You can see why, when you look at the results for the rest of Carphone’s business.

Volumes down
Carphone Warehouse Europe raised its earnings before interest and tax by 18 per cent, to £135 million, as the percentage of smartphones sold soared to 80-90 per cent of handset sales.

Carphone’s share of Best Buy Mobile US’s profits doubled to £98 million and Virgin Mobile France, in which Carphone owns a 47.5 per cent stake, turned a loss of £22 million last year into a tidy £21 million profit.

But it was not all rosy.

Carphone warned that it expects connections in the European business to fall between zero and five per cent, reflecting potential weakness in the prepay market and the fact that many companies moved to 24-month contracts in mid-2009, which means there will be less churn than normal.

“The switch will dampen post-pay volumes, particularly in the first half of the [financial] year,” said Carphone.

The better news was that it expects to offset that with, in part, the additional sales generated through its ‘Wireless World’ format stores.

Announced around the same time as the big-box stores, this format is beginning to look like a much savvier and safer bet, as it only involves a relatively cheap upgrade of existing stores.

Carphone said it would accelerate the roll-out of its Wireless World format from 106 to 400 stores by the end of the current financial year, rebranding existing Carphone Warehouse phone shops to sell all mobile electrical devices.

Taylor said Carphone is getting a 20 per cent margin uplift on the converted stores, and he expected to lift profits by selling punters smartphones and tablets at the same time on 24-month contracts.

The result is that he expects European net profits to be £135 million to £150 million this financial year, versus £135 million for the last financial year, which is a result many retailers would kill for in this environment.

Shares in Carphone, which have more than doubled over the last year, were trading above 400p on the day of the announcement.

Spectrum trouble
Meanwhile, trouble is brewing between the mobile networks and the Government, which has warned the industry not to start legal action that would delay the auction of 4G mobile spectrum.

O2 claims that Ofcom’s proposed structure for the auction means Everything Everywhere and Three could end up paying £1 billion less for sub-1GHz spectrum than they would otherwise need to.

But the Government has reacted by saying it’s important that the spectrum, which it plans to auction next year, is released “as soon as possible”.

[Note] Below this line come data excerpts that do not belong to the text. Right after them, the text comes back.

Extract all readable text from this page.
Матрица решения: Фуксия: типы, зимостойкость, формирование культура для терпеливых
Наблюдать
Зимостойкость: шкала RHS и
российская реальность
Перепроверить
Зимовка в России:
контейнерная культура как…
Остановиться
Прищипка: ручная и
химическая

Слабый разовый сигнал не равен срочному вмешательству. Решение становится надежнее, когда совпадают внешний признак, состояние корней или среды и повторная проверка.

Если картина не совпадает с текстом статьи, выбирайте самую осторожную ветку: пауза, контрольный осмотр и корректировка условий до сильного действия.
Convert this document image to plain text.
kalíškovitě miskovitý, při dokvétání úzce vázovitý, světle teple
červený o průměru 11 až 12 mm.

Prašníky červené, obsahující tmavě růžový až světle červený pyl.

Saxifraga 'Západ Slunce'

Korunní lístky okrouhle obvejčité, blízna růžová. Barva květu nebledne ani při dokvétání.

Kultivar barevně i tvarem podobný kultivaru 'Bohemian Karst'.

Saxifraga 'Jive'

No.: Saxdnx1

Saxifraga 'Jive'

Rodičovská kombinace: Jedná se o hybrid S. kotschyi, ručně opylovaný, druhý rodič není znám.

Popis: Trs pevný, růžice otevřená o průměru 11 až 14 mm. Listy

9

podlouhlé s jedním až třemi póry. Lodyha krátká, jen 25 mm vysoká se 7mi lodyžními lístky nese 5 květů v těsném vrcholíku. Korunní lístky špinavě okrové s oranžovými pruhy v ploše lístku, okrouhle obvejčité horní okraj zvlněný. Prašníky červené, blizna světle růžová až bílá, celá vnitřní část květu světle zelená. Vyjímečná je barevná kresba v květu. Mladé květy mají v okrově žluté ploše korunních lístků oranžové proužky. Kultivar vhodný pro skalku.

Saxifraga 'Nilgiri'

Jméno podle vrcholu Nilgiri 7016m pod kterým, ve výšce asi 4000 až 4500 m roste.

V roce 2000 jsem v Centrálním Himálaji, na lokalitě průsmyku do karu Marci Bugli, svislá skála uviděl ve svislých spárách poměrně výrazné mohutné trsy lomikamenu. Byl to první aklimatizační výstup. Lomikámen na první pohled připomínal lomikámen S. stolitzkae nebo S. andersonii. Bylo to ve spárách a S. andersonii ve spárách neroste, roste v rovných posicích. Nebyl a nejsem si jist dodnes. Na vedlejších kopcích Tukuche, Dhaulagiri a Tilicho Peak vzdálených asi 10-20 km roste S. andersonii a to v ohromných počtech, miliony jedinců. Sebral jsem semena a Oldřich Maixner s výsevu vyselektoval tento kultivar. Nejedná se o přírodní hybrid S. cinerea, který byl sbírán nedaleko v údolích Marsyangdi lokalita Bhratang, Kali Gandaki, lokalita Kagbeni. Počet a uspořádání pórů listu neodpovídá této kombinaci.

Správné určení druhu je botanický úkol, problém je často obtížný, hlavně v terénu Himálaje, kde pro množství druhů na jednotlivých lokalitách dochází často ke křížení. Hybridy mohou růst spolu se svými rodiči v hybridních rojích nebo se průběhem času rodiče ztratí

The UK is trailing the US and Japan, where many folks are already enjoying the benefits of 4G, which can theoretically offer peak download speeds
of 100Mbs.

But one could argue that it’s actually in the interests of the UK network operators to delay the auction, so they can carry on maximising returns from the huge investment they made in 3G at the turn of the millennium.

Patent peace
Finally, Nokia has had a rare piece of good news, by announcing that Apple will pay to use the Finnish phone giant’s technologies, in a move that signals the end of years of patent litigation between the two deadly rivals.

Nokia chief executive Stephen Elop has also dismissed as “baseless” rumours that electronics behemoth Samsung is bidding for the company.


  1. I dont know if the high street can take another player on the scene. I know it's about offereing choice but if your not offering something drastically different from the rest and offering considerable savings and i cant see that happening.